Ilva, Piero Gnudi è il nuovo commissario
Piero Gnudi. Vincono i Riva e vincono gli industriali. E perdono l'Ilva e la città di Taranto. È questo il primo giudizio che si può trarre dalla decisione del governo di Matteo Renzi. “Ilva, Piero Gnudi è il nuovo commissario”. Articolo di Luca Piana del 06 giugno 2014 da wwww.espesso.repubblica.it
06 June, 2014
Articolo di Luca Piana del 06 giugno 2014 da wwww.espesso.repubblica.it
http://espresso.repubblica.it/affari/2014/06/05/news/ilva-bondi-vicino-all-uscita-gnudi-e-conti-possibili-sostituti-1.168340
Renzi ha sostituito ad un anno dalla nomina il commissario straordinario dell'acciaieria pugliese, Enrico Bondi, con il nuovo nominato Piero Gnudi. La decisione era stata annunciata, «in tempi brevissimi», dal ministro dell'Ambiente, Gian Luca Galletti, che ha voluto mettere le mani avanti: «Il processo di risanamento dell'Ilva deve continuare», ha detto alle agenzie di stampa.
Ma le pressioni sul governo per far sostituire Bondi sono state esplicite e sono arrivate in prima persona e in più occasioni da Antonio Gozzi, presidente della Federacciai (la Confindustria dei siderurgici), oltre che, in modo più sotterraneo, dal mondo delle banche.
Osservando il mandato che gli era stato dato dal governo Letta, Bondi ha infatti tentato di coniugare il risanamento ambientale dell'Ilva con il mantenimento dell'intero ciclo produttivo, e quindi di tutti i gli 11 mila dipendenti tarantini del gruppo. Per mettere in atto il suo piano industriale servono però circa tre miliardi di euro, che il commissario contava di reperire con un aumento di capitale da 1,4 miliardi e con il ricorso a indebitamento bancario per altri 1,6 miliardi. E qui sono nati i problemi.
Le banche, per via del loro consulente Roland Berger, hanno recapitato a Bondi il messaggio che occorreva ridurre gli oneri della ristrutturazione. E i Riva, che pur estromessi dalla gestione hanno per legge la possibilità di sottoscrivere l'aumento di capitale e di restare azionisti del gruppo, hanno fatto capire che le richieste di Bondi erano esagerate, e che comunque il commissario non era in grado di salvare l'Ilva e che doveva essere allontanato.

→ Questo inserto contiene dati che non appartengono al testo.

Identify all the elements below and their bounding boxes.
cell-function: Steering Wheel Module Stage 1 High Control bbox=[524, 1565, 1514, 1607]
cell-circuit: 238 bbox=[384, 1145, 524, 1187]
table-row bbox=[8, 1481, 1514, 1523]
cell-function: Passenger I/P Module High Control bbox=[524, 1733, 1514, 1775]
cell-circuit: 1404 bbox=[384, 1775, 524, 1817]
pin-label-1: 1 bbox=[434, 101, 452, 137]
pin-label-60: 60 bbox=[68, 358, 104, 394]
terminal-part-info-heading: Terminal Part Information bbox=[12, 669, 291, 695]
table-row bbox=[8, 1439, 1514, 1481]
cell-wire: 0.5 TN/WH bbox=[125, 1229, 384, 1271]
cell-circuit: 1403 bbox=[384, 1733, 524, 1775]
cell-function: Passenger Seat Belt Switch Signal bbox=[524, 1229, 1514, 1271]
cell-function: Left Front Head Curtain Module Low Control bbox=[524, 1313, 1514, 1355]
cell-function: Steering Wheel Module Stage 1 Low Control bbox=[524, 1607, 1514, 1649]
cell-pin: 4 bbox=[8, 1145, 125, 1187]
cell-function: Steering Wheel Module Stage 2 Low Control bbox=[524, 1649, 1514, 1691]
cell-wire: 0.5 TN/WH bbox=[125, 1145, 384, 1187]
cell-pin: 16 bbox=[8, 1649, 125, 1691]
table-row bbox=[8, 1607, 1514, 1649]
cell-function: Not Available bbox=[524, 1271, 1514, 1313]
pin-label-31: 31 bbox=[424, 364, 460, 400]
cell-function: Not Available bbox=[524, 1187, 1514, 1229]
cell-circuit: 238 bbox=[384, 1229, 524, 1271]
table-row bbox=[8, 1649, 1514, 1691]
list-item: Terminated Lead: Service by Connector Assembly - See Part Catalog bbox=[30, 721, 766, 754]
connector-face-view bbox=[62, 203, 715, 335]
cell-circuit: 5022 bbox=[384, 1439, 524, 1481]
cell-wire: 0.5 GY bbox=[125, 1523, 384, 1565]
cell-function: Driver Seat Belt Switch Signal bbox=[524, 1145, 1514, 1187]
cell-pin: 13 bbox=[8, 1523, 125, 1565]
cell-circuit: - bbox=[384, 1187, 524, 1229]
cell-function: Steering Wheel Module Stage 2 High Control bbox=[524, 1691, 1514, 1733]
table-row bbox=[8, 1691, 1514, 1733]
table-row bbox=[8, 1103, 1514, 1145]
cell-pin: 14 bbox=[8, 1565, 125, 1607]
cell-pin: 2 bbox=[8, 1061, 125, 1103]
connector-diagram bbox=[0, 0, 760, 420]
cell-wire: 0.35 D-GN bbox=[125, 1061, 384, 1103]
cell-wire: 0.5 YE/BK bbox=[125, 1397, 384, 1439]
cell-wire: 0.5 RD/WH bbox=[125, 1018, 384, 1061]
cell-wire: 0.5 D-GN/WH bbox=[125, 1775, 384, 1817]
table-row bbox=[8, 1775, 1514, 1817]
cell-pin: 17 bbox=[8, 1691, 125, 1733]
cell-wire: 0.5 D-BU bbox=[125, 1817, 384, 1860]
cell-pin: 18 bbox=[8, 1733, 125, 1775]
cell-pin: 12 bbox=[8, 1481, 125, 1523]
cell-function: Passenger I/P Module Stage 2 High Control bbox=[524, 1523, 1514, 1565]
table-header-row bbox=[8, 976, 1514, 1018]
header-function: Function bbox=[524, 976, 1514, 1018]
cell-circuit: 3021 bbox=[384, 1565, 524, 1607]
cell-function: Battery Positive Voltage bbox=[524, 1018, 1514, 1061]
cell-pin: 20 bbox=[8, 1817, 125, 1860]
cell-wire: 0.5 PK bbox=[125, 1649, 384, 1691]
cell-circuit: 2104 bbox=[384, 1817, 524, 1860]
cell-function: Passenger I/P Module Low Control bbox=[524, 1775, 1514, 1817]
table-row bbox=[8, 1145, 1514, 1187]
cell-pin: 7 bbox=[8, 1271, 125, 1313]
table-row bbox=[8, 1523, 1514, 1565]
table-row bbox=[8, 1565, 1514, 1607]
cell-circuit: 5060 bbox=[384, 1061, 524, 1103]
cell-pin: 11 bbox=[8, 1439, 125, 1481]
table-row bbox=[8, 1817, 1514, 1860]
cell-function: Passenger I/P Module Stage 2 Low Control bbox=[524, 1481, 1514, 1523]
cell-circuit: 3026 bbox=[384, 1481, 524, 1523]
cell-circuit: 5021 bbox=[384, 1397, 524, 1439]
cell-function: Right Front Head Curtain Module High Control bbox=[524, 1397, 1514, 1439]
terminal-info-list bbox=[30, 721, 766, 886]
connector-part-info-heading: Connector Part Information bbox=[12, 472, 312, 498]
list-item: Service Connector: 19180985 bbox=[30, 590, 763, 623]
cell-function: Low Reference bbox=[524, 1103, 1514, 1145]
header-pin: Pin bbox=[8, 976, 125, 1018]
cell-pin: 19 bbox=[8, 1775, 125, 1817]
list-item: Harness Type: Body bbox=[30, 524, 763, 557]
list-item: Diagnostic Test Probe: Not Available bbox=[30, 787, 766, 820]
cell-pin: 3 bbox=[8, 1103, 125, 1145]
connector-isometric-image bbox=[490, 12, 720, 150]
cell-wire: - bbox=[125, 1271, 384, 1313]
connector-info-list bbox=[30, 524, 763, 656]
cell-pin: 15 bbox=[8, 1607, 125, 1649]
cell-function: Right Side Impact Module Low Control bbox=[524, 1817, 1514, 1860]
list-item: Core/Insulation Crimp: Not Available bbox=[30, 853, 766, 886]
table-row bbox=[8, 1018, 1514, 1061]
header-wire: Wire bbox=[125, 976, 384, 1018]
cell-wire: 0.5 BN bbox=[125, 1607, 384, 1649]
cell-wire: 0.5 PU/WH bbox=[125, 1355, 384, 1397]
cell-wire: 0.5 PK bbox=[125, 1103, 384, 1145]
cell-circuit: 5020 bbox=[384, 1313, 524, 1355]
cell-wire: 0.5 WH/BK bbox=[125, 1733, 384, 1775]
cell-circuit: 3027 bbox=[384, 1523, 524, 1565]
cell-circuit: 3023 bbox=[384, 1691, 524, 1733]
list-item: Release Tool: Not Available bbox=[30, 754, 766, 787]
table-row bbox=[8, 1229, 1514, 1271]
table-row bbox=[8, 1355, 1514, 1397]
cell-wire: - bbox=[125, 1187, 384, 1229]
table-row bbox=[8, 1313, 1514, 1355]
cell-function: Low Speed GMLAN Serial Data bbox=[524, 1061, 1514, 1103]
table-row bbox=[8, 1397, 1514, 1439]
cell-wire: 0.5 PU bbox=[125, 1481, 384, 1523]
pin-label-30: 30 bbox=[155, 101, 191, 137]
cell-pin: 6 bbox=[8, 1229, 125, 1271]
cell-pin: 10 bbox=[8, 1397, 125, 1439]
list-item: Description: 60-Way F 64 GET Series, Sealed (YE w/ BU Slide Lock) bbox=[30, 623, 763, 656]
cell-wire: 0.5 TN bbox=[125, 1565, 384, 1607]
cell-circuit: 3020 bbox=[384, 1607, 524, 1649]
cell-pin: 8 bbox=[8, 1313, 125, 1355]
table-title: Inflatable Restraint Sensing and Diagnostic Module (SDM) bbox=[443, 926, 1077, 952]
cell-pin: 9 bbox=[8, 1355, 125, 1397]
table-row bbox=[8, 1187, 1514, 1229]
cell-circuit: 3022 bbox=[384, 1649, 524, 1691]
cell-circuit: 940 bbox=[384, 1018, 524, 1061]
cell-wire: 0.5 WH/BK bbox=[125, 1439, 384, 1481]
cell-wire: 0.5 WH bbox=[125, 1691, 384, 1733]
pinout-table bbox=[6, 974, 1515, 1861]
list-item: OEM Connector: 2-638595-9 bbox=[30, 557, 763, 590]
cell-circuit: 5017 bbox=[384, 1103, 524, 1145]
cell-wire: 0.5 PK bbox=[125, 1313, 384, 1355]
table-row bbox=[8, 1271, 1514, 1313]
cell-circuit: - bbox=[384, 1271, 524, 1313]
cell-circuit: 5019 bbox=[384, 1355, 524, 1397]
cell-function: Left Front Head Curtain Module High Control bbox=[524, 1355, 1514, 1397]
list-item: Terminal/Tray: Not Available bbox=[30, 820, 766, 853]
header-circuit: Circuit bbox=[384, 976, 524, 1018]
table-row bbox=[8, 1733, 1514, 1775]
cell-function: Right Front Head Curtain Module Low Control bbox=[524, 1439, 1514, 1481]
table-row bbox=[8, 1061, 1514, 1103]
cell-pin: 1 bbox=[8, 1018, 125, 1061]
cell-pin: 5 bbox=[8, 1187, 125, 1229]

Una richiesta fatta propria da Gozzi, secondo il quale l'azienda – commissariata per il disastro ambientale causato dai Riva – doveva tornare ai legittimi proprietari.
Da notare, per spiegare questa ostilità, che Bondi non ha mai fatto segreto di voler ricorrere alla facoltà che la legge gli ha dato, e cioè di utilizzare per i lavori gli 1,2 miliardi di euro offshore sequestrati ai Riva dalla magistratura, nell'ambito delle indagini per fronte condotte dalla Procura di Milano.
In questi ultimi giorni il fronte comune banche-Riva sembra essersi tradotto nell'ipotesi di una cordata di imprenditori che starebbe valutando di farsi avanti per prendere i diversi pezzi dell'Ilva, e della quale potrebbero far parte il gruppo Marcegaglia, Arvedi e il gruppo Arcelor Mittal. I presupposti sarebbero però la riduzione degli interventi di salvaguardia ambientale, che Bondi ha stimato in un totale di circa 1,8 miliardi, e la chiusura di alcune lavorazioni, con il seguente taglio dei dipendenti. Con una postilla al veleno, che nessuno si è finora preoccupato di esplicitare: se lo stabilimento verrà in parte chiuso, c'è il rischio che i costi delle bonifiche necessarie ricadano sulla collettività.
Di qui le preoccupazioni dei dipendenti e di molti dipendenti, visto che sia Marcegaglia che Arvedi sono dal canto loro piuttosto indebitati, mentre Arcelor Mittal ha già avviato una pesante ristrutturazione dei propri impianti in Europa. Al governo questa ipotesi sembra aver trovato una sponda nel ministro dello Sviluppo Economico, Federica Guidi.
Tra i possibili sostituti di Bondi la spunta, alla fine, Piero Gnudi, consigliere economico della Guidi e in passato presidente del collegio sindacale della sua azienda di famiglia, oltre che presidente dell'Enel e più volte ministro. Toccherà adesso a Gnudi spiegare ai dipendenti dell'Ilva perché il loro futuro è a rischio.